Figure 5. PAPD7 switches the function of TNRC6B‐SD from translational repression to translational activation. HEK293T cells were transfected with plasmids expressing lambdaN‐HA‐tagged TNRC6B‐SD (6B‐SD), TNRC6B‐SDΔP (6B‐SDΔP), FLAG‐tagged PAPD7, PAPD7(DADA), and the corresponding empty vectors (–) as indicated; 42 hr later, NLuc‐5boxB and FLuc (A31 tail) control mRNAs were transfected for 6 hr. (a) Western blot analysis using the indicated antibodies. (b) Reporter expression levels analyzed by dual‐luciferase assay. NLuc values were normalized to FLuc values, and the normalized levels in empty plasmid‐transfected cells were set to 1. Data are means ± 1 SD (n = 3). Asterisks denote significant difference (p‐value < .01) from the empty‐vector‐transfected cells obtained with a two‐tailed unpaired Student's t‐test.

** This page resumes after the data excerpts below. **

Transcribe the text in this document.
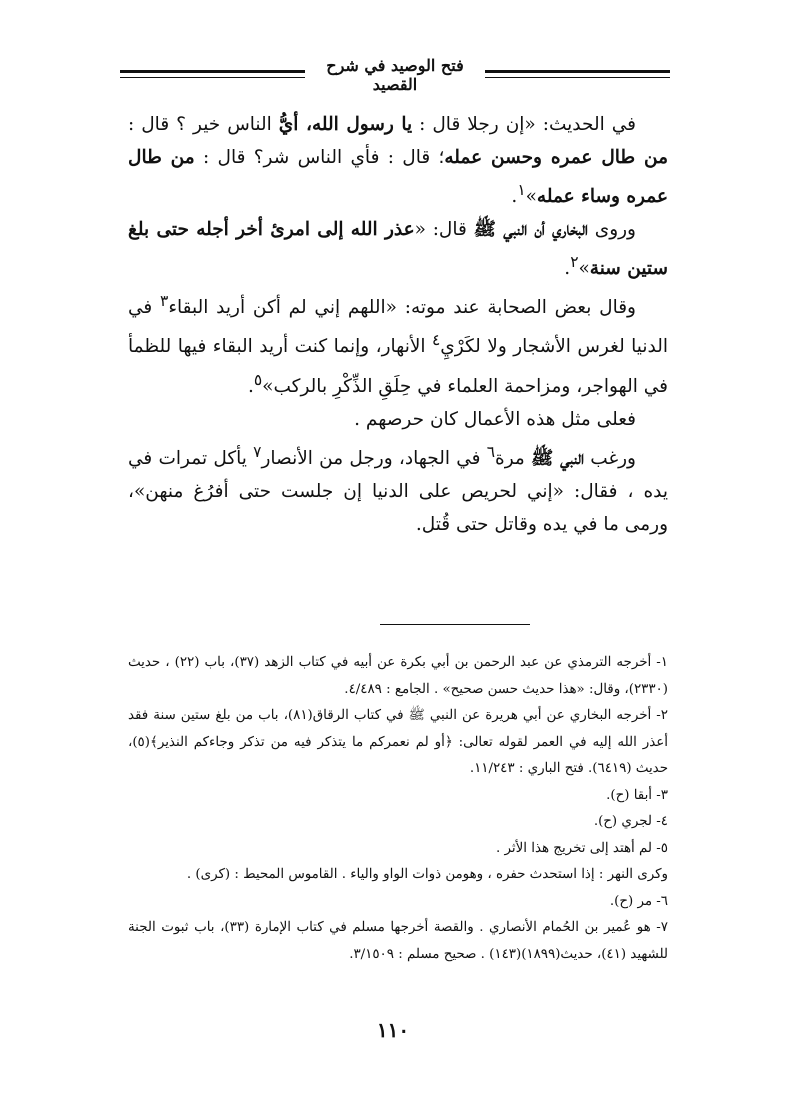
فتح الوصيد في شرح القصيد

في الحديث: «إن رجلا قال : يا رسول الله، أيُّ الناس خير ؟ قال : من طال عمره وحسن عمله؛ قال : فأي الناس شر؟ قال : من طال عمره وساء عمله»$^١$.

وروى البخاري أن النبي ﷺ قال: «عذر الله إلى امرئ أخر أجله حتى بلغ ستين سنة»$^٢$.

وقال بعض الصحابة عند موته: «اللهم إني لم أكن أريد البقاء$^٣$ في الدنيا لغرس الأشجار ولا لكَرْيِ$^٤$ الأنهار، وإنما كنت أريد البقاء فيها للظمأ في الهواجر، ومزاحمة العلماء في حِلَقِ الذِّكْرِ بالركب»$^٥$.

فعلى مثل هذه الأعمال كان حرصهم .

ورغب النبي ﷺ مرة$^٦$ في الجهاد، ورجل من الأنصار$^٧$ يأكل تمرات في يده ، فقال: «إني لحريص على الدنيا إن جلست حتى أفرُغ منهن»، ورمى ما في يده وقاتل حتى قُتل.

١- أخرجه الترمذي عن عبد الرحمن بن أبي بكرة عن أبيه في كتاب الزهد (٣٧)، باب (٢٢) ، حديث (٢٣٣٠)، وقال: «هذا حديث حسن صحيح» . الجامع : ٤/٤٨٩.

٢- أخرجه البخاري عن أبي هريرة عن النبي ﷺ في كتاب الرقاق(٨١)، باب من بلغ ستين سنة فقد أعذر الله إليه في العمر لقوله تعالى: ﴿أو لم نعمركم ما يتذكر فيه من تذكر وجاءكم النذير﴾(٥)، حديث (٦٤١٩). فتح الباري : ١١/٢٤٣.

٣- أبقا (ح).

٤- لجري (ح).

٥- لم أهتد إلى تخريج هذا الأثر .

وكرى النهر : إذا استحدث حفره ، وهومن ذوات الواو والياء . القاموس المحيط : (كرى) .

٦- مر (ح).

٧- هو عُمير بن الحُمام الأنصاري . والقصة أخرجها مسلم في كتاب الإمارة (٣٣)، باب ثبوت الجنة للشهيد (٤١)، حديث(١٨٩٩)(١٤٣) . صحيح مسلم : ٣/١٥٠٩.

١١٠
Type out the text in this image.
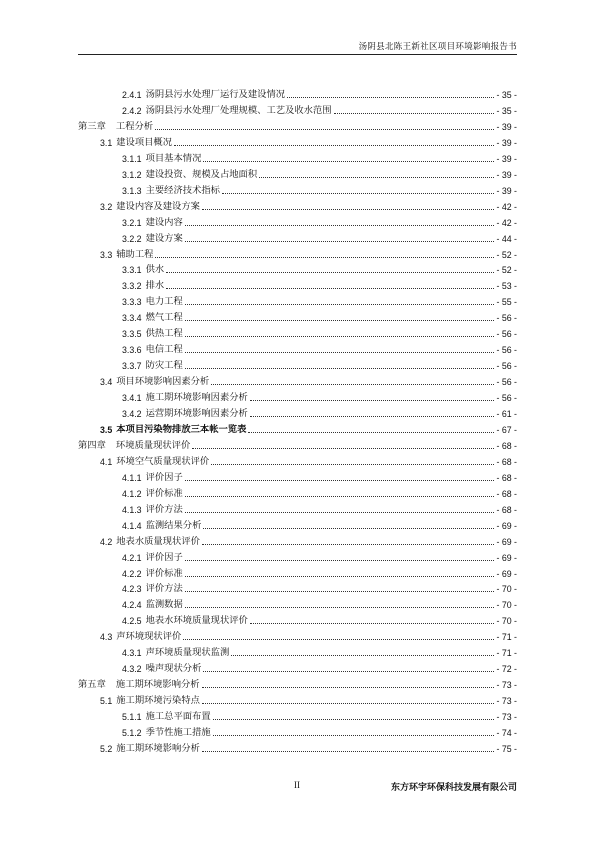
汤阴县北陈王新社区项目环境影响报告书
2.4.1 汤阴县污水处理厂运行及建设情况	- 35 -
2.4.2 汤阴县污水处理厂处理规模、工艺及收水范围	- 35 -
第三章 工程分析	- 39 -
3.1 建设项目概况	- 39 -
3.1.1 项目基本情况	- 39 -
3.1.2 建设投资、规模及占地面积	- 39 -
3.1.3 主要经济技术指标	- 39 -
3.2 建设内容及建设方案	- 42 -
3.2.1 建设内容	- 42 -
3.2.2 建设方案	- 44 -
3.3 辅助工程	- 52 -
3.3.1 供水	- 52 -
3.3.2 排水	- 53 -
3.3.3 电力工程	- 55 -
3.3.4 燃气工程	- 56 -
3.3.5 供热工程	- 56 -
3.3.6 电信工程	- 56 -
3.3.7 防灾工程	- 56 -
3.4 项目环境影响因素分析	- 56 -
3.4.1 施工期环境影响因素分析	- 56 -
3.4.2 运营期环境影响因素分析	- 61 -
3.5 本项目污染物排放三本帐一览表	- 67 -
第四章 环境质量现状评价	- 68 -
4.1 环境空气质量现状评价	- 68 -
4.1.1 评价因子	- 68 -
4.1.2 评价标准	- 68 -
4.1.3 评价方法	- 68 -
4.1.4 监测结果分析	- 69 -
4.2 地表水质量现状评价	- 69 -
4.2.1 评价因子	- 69 -
4.2.2 评价标准	- 69 -
4.2.3 评价方法	- 70 -
4.2.4 监测数据	- 70 -
4.2.5 地表水环境质量现状评价	- 70 -
4.3 声环境现状评价	- 71 -
4.3.1 声环境质量现状监测	- 71 -
4.3.2 噪声现状分析	- 72 -
第五章 施工期环境影响分析	- 73 -
5.1 施工期环境污染特点	- 73 -
5.1.1 施工总平面布置	- 73 -
5.1.2 季节性施工措施	- 74 -
5.2 施工期环境影响分析	- 75 -
II	东方环宇环保科技发展有限公司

Figure 6. A model for microRNP‐mediated mRNA regulation in concert with PAPD7. (a) PAPD7 somehow represses translation of polyadenylated mRNAs. (b) TNRC6B, recruited by AGO2, causes PABP dissociation from the mRNA poly(A) tail, and elicits deadenylation. PABP, bound to TNRC6B, changes its conformation when released from poly(A). (c) TNRC6B‐PABP complex activates translation of nonadenylated mRNAs in concert with PAPD7.